Havabiscuit · 04/09/2018 01:40

This is so painful to read. I have felt like this too OP. I was a shit mother whilst going through a divorce and working all hours to make ends meet.
It’s hard, good parenting depends on so many things coming together. Life circumstances, personality’s of both you and your children, phases they are going through you either understand or don’t get at all etc. There will be times when you are a great parent and lots of times you look back and think you were not so good. It’s the same for us all. Just keep plugging on doing your best 💐
Also, what other posters have said about working on your own self esteem and happiness. Kids love seeing their parents be happy

mayhew · 04/09/2018 12:56

www.brilliantparents.org/

There are quite a few organisations that offer free or cheap parenting courses. Your school or Children's Centre will know what's local. You are absolutely the sort of client that they want to support, that is you want support and help with strategies that work.

MsGee · 04/09/2018 13:07

My DD has ASD and tells me this a lot. It is hard but he is testing you to check that mums love is unconditional and that his world is still contained and safe.

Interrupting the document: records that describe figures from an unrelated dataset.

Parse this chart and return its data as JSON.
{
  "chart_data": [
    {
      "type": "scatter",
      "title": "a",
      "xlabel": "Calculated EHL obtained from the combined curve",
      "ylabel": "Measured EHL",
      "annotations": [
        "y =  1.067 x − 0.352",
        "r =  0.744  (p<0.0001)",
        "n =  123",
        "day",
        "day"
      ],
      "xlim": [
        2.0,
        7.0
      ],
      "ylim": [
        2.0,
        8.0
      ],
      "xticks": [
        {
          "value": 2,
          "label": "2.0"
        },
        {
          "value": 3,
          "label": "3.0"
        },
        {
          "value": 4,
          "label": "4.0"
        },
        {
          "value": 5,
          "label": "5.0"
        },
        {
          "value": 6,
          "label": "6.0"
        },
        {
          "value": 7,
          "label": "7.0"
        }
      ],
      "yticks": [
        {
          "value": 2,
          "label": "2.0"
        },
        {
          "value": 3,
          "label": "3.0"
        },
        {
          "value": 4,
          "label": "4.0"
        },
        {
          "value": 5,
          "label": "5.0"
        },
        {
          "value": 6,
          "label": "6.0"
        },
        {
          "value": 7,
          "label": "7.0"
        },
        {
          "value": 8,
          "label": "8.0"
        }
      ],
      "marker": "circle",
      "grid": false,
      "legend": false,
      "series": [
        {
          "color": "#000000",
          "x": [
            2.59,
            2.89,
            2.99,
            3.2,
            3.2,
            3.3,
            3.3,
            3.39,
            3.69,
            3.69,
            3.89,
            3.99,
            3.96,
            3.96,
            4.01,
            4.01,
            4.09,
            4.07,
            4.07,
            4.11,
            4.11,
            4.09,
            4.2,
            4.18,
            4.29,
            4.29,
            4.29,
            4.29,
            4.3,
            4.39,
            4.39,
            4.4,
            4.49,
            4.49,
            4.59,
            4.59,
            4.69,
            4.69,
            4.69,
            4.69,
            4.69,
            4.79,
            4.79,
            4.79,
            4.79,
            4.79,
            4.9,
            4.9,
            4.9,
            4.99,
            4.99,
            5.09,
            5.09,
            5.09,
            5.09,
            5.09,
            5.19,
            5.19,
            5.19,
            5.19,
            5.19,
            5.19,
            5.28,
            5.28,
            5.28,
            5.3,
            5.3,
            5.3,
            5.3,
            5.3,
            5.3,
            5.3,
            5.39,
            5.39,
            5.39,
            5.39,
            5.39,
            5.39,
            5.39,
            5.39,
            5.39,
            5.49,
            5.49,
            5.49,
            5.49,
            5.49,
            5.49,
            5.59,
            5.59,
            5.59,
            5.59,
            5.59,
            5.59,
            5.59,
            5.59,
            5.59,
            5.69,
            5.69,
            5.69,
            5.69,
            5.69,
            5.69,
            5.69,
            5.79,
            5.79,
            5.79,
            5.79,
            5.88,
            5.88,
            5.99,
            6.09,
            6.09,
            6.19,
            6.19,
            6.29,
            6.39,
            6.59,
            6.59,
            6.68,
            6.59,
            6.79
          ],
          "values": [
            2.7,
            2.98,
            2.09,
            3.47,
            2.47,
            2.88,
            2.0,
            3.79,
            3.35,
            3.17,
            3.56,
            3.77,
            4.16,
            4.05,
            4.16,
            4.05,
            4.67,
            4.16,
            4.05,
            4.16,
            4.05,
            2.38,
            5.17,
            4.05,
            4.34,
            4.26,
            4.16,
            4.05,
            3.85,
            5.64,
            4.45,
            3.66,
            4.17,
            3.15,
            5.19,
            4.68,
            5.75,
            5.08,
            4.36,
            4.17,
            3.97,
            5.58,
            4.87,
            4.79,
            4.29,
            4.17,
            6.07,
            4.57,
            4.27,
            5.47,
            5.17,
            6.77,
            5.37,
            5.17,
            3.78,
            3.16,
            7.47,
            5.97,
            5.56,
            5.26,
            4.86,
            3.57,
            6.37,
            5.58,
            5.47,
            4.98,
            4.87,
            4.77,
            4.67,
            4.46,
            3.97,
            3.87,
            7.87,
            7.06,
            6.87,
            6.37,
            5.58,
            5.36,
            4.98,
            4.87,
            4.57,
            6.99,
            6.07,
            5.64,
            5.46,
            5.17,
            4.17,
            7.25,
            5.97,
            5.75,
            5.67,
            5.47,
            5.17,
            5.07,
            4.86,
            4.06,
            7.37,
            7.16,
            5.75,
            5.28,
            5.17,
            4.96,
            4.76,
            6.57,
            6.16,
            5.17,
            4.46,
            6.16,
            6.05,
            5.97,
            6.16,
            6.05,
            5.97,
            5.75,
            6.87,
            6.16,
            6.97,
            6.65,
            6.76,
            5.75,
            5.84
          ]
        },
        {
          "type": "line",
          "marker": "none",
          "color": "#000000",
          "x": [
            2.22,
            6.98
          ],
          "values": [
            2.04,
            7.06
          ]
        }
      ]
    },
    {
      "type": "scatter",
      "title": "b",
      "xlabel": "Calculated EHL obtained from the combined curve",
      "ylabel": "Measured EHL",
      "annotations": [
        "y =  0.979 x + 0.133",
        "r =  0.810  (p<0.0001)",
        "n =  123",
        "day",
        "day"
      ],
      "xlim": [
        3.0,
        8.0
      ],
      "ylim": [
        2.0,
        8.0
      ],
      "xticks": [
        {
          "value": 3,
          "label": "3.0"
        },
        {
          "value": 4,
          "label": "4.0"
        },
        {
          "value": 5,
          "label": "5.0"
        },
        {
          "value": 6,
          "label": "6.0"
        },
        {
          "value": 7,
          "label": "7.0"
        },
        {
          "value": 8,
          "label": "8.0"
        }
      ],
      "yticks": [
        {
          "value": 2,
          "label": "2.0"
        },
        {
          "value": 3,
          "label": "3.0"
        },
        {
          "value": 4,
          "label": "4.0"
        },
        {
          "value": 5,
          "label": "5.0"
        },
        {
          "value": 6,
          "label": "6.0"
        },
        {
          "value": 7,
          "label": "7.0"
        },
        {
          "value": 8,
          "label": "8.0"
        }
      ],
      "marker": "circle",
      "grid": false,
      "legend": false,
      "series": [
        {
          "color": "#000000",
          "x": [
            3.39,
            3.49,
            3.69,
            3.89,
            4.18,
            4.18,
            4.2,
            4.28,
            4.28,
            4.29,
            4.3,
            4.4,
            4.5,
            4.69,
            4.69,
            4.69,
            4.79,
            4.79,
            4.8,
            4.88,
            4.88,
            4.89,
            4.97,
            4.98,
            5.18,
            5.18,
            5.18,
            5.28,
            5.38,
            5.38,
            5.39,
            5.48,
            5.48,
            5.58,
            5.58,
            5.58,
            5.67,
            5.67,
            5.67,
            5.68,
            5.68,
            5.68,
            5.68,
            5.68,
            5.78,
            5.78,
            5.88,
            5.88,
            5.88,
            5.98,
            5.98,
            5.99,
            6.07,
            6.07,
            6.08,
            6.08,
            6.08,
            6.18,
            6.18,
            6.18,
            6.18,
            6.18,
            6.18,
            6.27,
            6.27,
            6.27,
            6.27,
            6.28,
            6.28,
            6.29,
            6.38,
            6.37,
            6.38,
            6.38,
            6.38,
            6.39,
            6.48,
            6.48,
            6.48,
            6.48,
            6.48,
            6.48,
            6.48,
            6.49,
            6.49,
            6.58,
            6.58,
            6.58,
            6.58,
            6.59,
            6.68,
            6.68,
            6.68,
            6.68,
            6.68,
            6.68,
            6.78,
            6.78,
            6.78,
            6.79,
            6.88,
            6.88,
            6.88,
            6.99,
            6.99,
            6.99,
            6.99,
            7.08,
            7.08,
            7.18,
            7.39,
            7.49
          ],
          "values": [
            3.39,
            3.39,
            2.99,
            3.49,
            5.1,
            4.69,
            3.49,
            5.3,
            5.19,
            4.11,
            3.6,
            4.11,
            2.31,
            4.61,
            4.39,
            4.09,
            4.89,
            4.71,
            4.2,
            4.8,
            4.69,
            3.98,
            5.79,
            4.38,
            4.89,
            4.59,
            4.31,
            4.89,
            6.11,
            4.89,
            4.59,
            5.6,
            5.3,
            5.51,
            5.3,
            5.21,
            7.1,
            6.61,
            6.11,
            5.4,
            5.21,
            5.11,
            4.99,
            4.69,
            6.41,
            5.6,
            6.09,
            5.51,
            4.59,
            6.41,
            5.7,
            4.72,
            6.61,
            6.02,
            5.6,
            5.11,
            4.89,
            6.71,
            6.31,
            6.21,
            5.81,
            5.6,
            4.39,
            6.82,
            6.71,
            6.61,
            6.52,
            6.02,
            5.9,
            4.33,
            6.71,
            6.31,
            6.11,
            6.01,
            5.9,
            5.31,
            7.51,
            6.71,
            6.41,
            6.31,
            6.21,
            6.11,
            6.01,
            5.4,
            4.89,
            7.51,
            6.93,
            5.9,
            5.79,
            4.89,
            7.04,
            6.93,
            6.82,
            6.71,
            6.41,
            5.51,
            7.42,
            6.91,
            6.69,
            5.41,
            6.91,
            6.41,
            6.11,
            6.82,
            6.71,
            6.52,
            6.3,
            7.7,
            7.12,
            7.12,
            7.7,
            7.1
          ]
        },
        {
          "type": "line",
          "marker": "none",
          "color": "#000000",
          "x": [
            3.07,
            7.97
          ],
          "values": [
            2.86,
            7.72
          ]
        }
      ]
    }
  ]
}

The main thing is to make him feel safe by not reacting, not getting upset and not retaliating. As PP said, an oh well I love you lots approach works best. You can reassure him that he is loved, and that it is ok to feel cross about a new sibling and to feel a bit jealous - normalise how he is feeling because he might be worrying that he is in trouble or bad for feeling that way.

There are some great lists of empathetic things to say to kids when they lash out which really do help to diffuse things.

LIZS · 04/09/2018 13:07

Are you sure he has no sen? Dn used to howl when told off or others were upset and could not control his impulses, emotion or behaviour. He was diagnosed with add and aspergers as a teen. How is he at school?